Common data analysis mistakes - and how to avoid them

  • April 13, 2021

Data doesn’t lie, but people make mistakes. Analysts are only human and, therefore, are susceptible to errors and bias that can result in misleading conclusions. Given the weight that is now given to data-driven insights, it’s vital to minimise potential errors as much as possible. Here are a few common challenges analysts face, and how to avoid making costly mistakes.

Data validation

Once you have been working as a data analyst for some time, it’s easy to forget the basics. Validating your data should never be rushed, because there is nothing worse than conducting your entire analysis, only to find the numbers do not add up. This is especially important if someone else has worked on the dataset before passing it over to you — make sure you request all the information you need, such as summary reports. A row count and key column summaries are usually a good way to start off data validation, but the exact steps will depend on your dataset. The most important thing is to have a clear plan of how you will validate your data before you even touch it — and continue to validate your data each time you make a major change to ensure the results are as you expected. Documenting your steps in this way will save you countless hours of trying to find the moment your analysis went wrong.

Theory overload

Many early career data analysts spend too much time on theory, overloading on trendy statistics and algorithms. While it’s important to keep learning the latest industry techniques, this can be a waste of time if you’re not applying them, because it’s extremely difficult to master new skills without consistent practice. Accept that you cannot learn everything and prioritise techniques that will provide you with the highest return on time-investment for the projects you are currently working on. It’s much better to master a smaller number of useful everyday techniques that have a broad but vague theoretical understanding of advanced concepts that you rarely use.

Understanding your data

Many data analysts are overly focused on applying the model, and as a result they rush some of the early stages of analysis. However, taking the time to understand the data by exploring it and applying visualisation techniques can improve the quality of your models, so it’s not a step that should be overlooked. You will also be more likely to catch unusual distributions of data, outliers, inconsistencies and/or missing values. At the most extreme end, failing to  understand your data could bias the model and lead to an incorrect conclusion. This conclusion could then be used to guide future business decisions, so it could become a very costly mistake.

Looking beyond the data

If you really want to establish yourself as someone who provides cutting-edge insights for their business, then you need to be more than just an analyst.

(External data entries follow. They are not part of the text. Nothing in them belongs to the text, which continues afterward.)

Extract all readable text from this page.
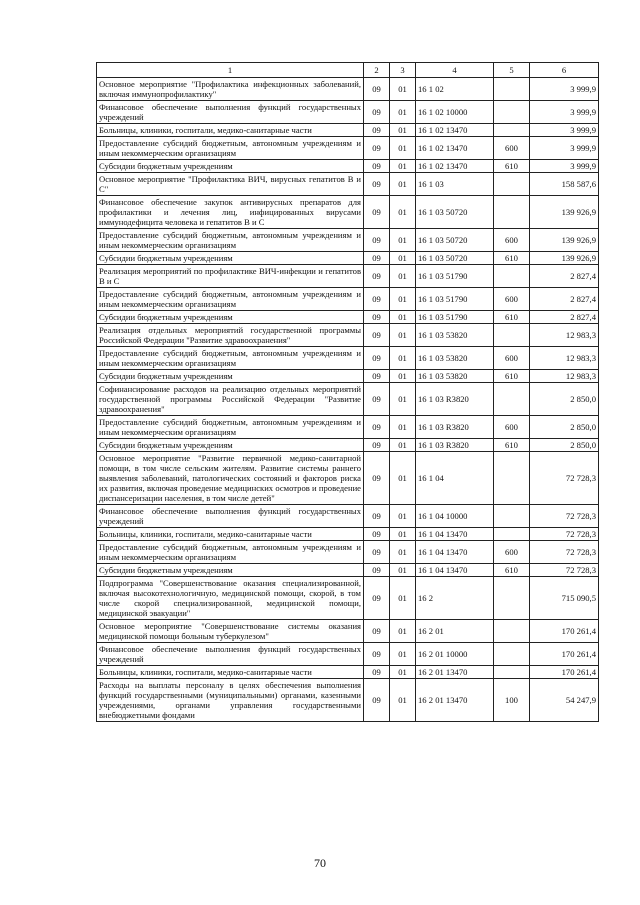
1	2	3	4	5	6
Основное мероприятие "Профилактика инфекционных заболеваний, включая иммунопрофилактику"	09	01	16 1 02		3 999,9
Финансовое обеспечение выполнения функций государственных учреждений	09	01	16 1 02 10000		3 999,9
Больницы, клиники, госпитали, медико-санитарные части	09	01	16 1 02 13470		3 999,9
Предоставление субсидий бюджетным, автономным учреждениям и иным некоммерческим организациям	09	01	16 1 02 13470	600	3 999,9
Субсидии бюджетным учреждениям	09	01	16 1 02 13470	610	3 999,9
Основное мероприятие "Профилактика ВИЧ, вирусных гепатитов В и С"	09	01	16 1 03		158 587,6
Финансовое обеспечение закупок антивирусных препаратов для профилактики и лечения лиц, инфицированных вирусами иммунодефицита человека и гепатитов В и С	09	01	16 1 03 50720		139 926,9
Предоставление субсидий бюджетным, автономным учреждениям и иным некоммерческим организациям	09	01	16 1 03 50720	600	139 926,9
Субсидии бюджетным учреждениям	09	01	16 1 03 50720	610	139 926,9
Реализация мероприятий по профилактике ВИЧ-инфекции и гепатитов В и С	09	01	16 1 03 51790		2 827,4
Предоставление субсидий бюджетным, автономным учреждениям и иным некоммерческим организациям	09	01	16 1 03 51790	600	2 827,4
Субсидии бюджетным учреждениям	09	01	16 1 03 51790	610	2 827,4
Реализация отдельных мероприятий государственной программы Российской Федерации "Развитие здравоохранения"	09	01	16 1 03 53820		12 983,3
Предоставление субсидий бюджетным, автономным учреждениям и иным некоммерческим организациям	09	01	16 1 03 53820	600	12 983,3
Субсидии бюджетным учреждениям	09	01	16 1 03 53820	610	12 983,3
Софинансирование расходов на реализацию отдельных мероприятий государственной программы Российской Федерации "Развитие здравоохранения"	09	01	16 1 03 R3820		2 850,0
Предоставление субсидий бюджетным, автономным учреждениям и иным некоммерческим организациям	09	01	16 1 03 R3820	600	2 850,0
Субсидии бюджетным учреждениям	09	01	16 1 03 R3820	610	2 850,0
Основное мероприятие "Развитие первичной медико-санитарной помощи, в том числе сельским жителям. Развитие системы раннего выявления заболеваний, патологических состояний и факторов риска их развития, включая проведение медицинских осмотров и проведение диспансеризации населения, в том числе детей"	09	01	16 1 04		72 728,3
Финансовое обеспечение выполнения функций государственных учреждений	09	01	16 1 04 10000		72 728,3
Больницы, клиники, госпитали, медико-санитарные части	09	01	16 1 04 13470		72 728,3
Предоставление субсидий бюджетным, автономным учреждениям и иным некоммерческим организациям	09	01	16 1 04 13470	600	72 728,3
Субсидии бюджетным учреждениям	09	01	16 1 04 13470	610	72 728,3
Подпрограмма "Совершенствование оказания специализированной, включая высокотехнологичную, медицинской помощи, скорой, в том числе скорой специализированной, медицинской помощи, медицинской эвакуации"	09	01	16 2		715 090,5
Основное мероприятие "Совершенствование системы оказания медицинской помощи больным туберкулезом"	09	01	16 2 01		170 261,4
Финансовое обеспечение выполнения функций государственных учреждений	09	01	16 2 01 10000		170 261,4
Больницы, клиники, госпитали, медико-санитарные части	09	01	16 2 01 13470		170 261,4
Расходы на выплаты персоналу в целях обеспечения выполнения функций государственными (муниципальными) органами, казенными учреждениями, органами управления государственными внебюджетными фондами	09	01	16 2 01 13470	100	54 247,9
70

Data doesn’t exist in a vacuum, and the conclusions you draw should take context into account. To improve your insights, try to understand key industry-specific concepts, research the wider market and stay aware of trends and developments in your area. This will improve the way you communicate the importance of your analysis to business stakeholders and help you stand out from the competition. In addition, having industry knowledge can help you avoid incorrect data conclusions. For example, ‘correlation is not causation’ is a guiding principle of statistics — meaning that you cannot assume two associated relationships are causally impacting each other. Take this very simple example: an analyst notices a correlation between ice cream sales and sunburn and incorrectly concludes that sunburn drives ice cream sales. They lack the industry specific knowledge to realise that hot weather is driving both trends. Obviously, the factors driving industry trends are many and complex, but all this means is that mistakes of this nature are much easier to make.